Question

In a Young' double slit experiment. if there is no initial phase difference between the light from the two slits, a point on the screen corresponding to the fifth minimum has path difference.

• A. $5\frac{\lambda}{2}$
• B. $10\frac{\lambda}{2}$
• C. $9\frac{\lambda}{2}$
• D. $11\frac{\lambda}{2}$

Answer 1

The Correct Option is C

To solve this problem, we need to understand the concept of minima in the Young's double slit experiment. In this experiment, the condition for destructive interference (minima) is given by the path difference between light from the two slits being an odd multiple of half-wavelengths.

Concept Explanation

In Young's double slit experiment, the condition for minima is given by the formula:

d \sin \theta = \left(n + \frac{1}{2} \right)\lambda

where:

• d is the distance between the slits.
• \theta is the angle of diffraction.
• n is the order of the minimum (0, 1, 2,...).
• \lambda is the wavelength of the light.
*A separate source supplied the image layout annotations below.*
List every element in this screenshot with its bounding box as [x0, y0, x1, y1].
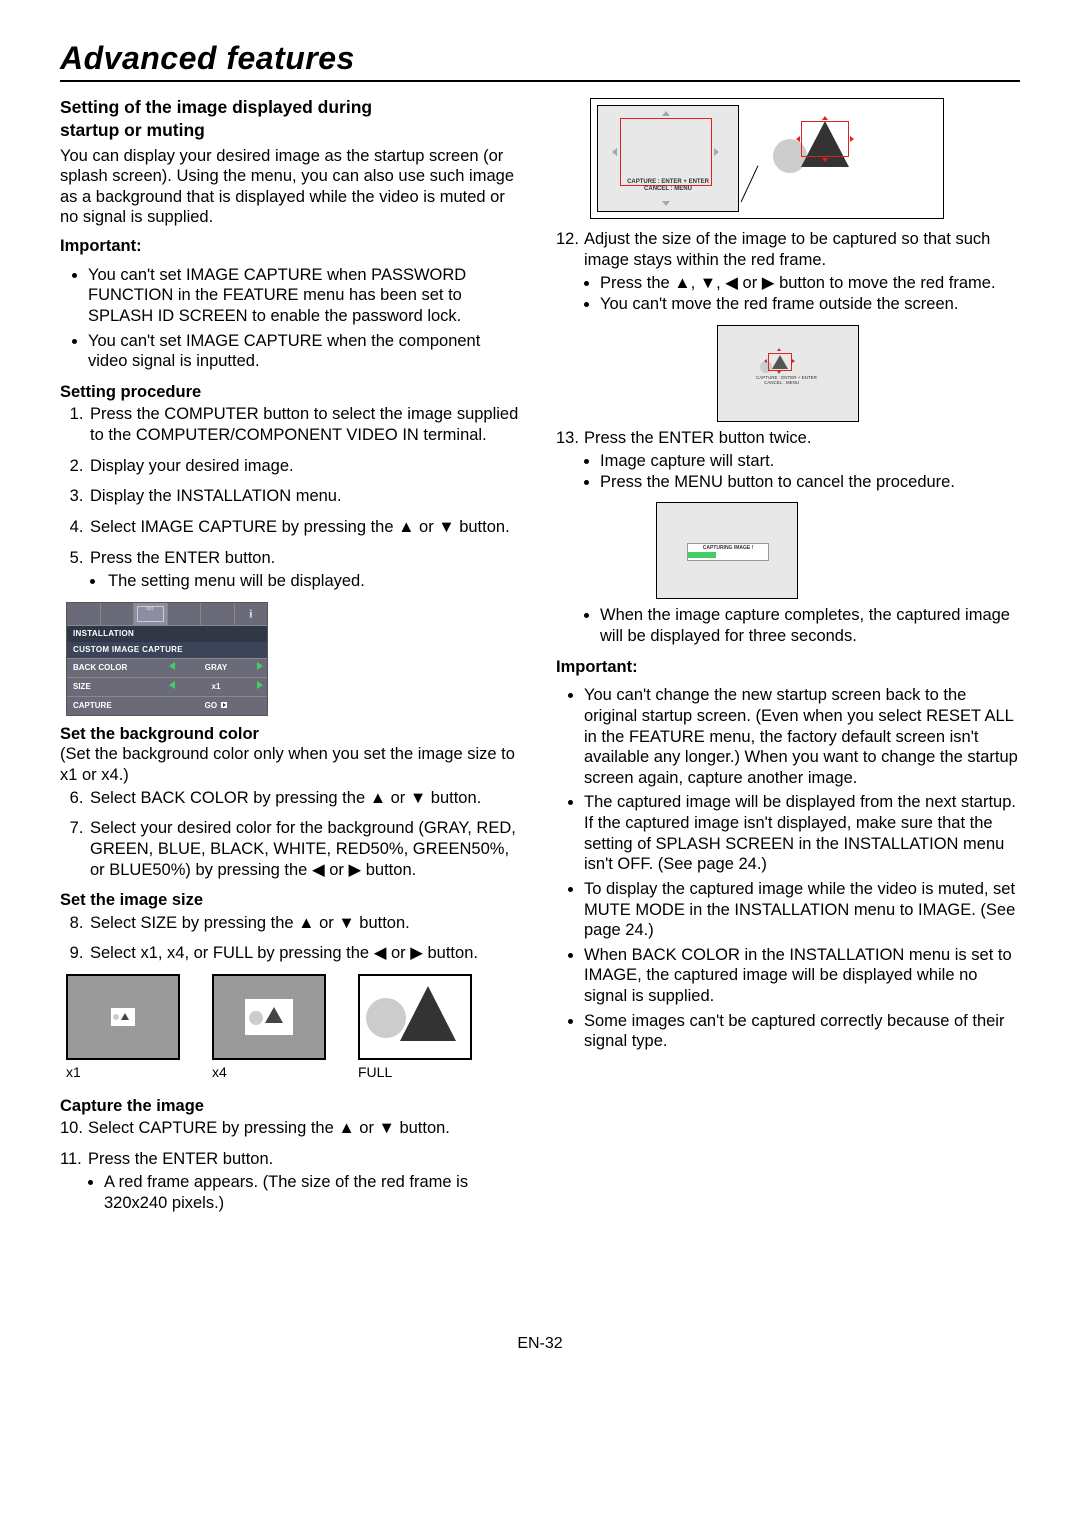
important-label: Important: — [60, 236, 524, 257]
list-item: You can't change the new startup screen … — [584, 685, 1020, 788]
capture-label: Capture the image — [60, 1096, 524, 1117]
list-item: Select your desired color for the backgr… — [88, 818, 524, 880]
list-item: Some images can't be captured correctly … — [584, 1011, 1020, 1052]
list-item: A red frame appears. (The size of the re… — [104, 1172, 524, 1213]
capture-artwork — [771, 111, 901, 206]
list-item: Image capture will start. — [600, 451, 1020, 472]
arrow-down-icon — [662, 201, 670, 206]
page-title: Advanced features — [60, 38, 1020, 78]
menu-row-size: SIZE x1 — [67, 677, 267, 696]
list-item: Press the COMPUTER button to select the … — [88, 404, 524, 445]
menu-icon-row: opt. i — [67, 603, 267, 626]
list-item: The captured image will be displayed fro… — [584, 792, 1020, 875]
size-preview-row: x1 x4 FULL — [66, 974, 524, 1082]
steps-8-9: Select SIZE by pressing the ▲ or ▼ butto… — [60, 913, 524, 964]
set-bg-note: (Set the background color only when you … — [60, 744, 524, 785]
list-item: Press the ▲, ▼, ◀ or ▶ button to move th… — [600, 273, 1020, 294]
list-item: To display the captured image while the … — [584, 879, 1020, 941]
list-item: You can't set IMAGE CAPTURE when the com… — [88, 331, 524, 372]
menu-header: INSTALLATION — [67, 626, 267, 642]
arrow-up-icon — [662, 111, 670, 116]
list-item: When the image capture completes, the ca… — [600, 605, 1020, 646]
menu-icon — [67, 603, 101, 625]
list-item: When BACK COLOR in the INSTALLATION menu… — [584, 945, 1020, 1007]
list-item: Press the MENU button to cancel the proc… — [600, 472, 1020, 493]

Calculation for the Fifth Minimum

1. We are asked to find the path difference for the fifth minimum. For minima, the path difference is given by: \Delta = \left(n + \frac{1}{2} \right)\lambda.
2. The order of the minimum is n = 4 (since counting starts from 0).
3. The path difference will be: \Delta = \left(4 + \frac{1}{2}\right)\lambda = \frac{9\lambda}{2}.

Conclusion

Therefore, the path difference corresponding to the fifth minimum is 9\frac{\lambda}{2}. Hence, the correct answer is:

Option: 9\frac{\lambda}{2}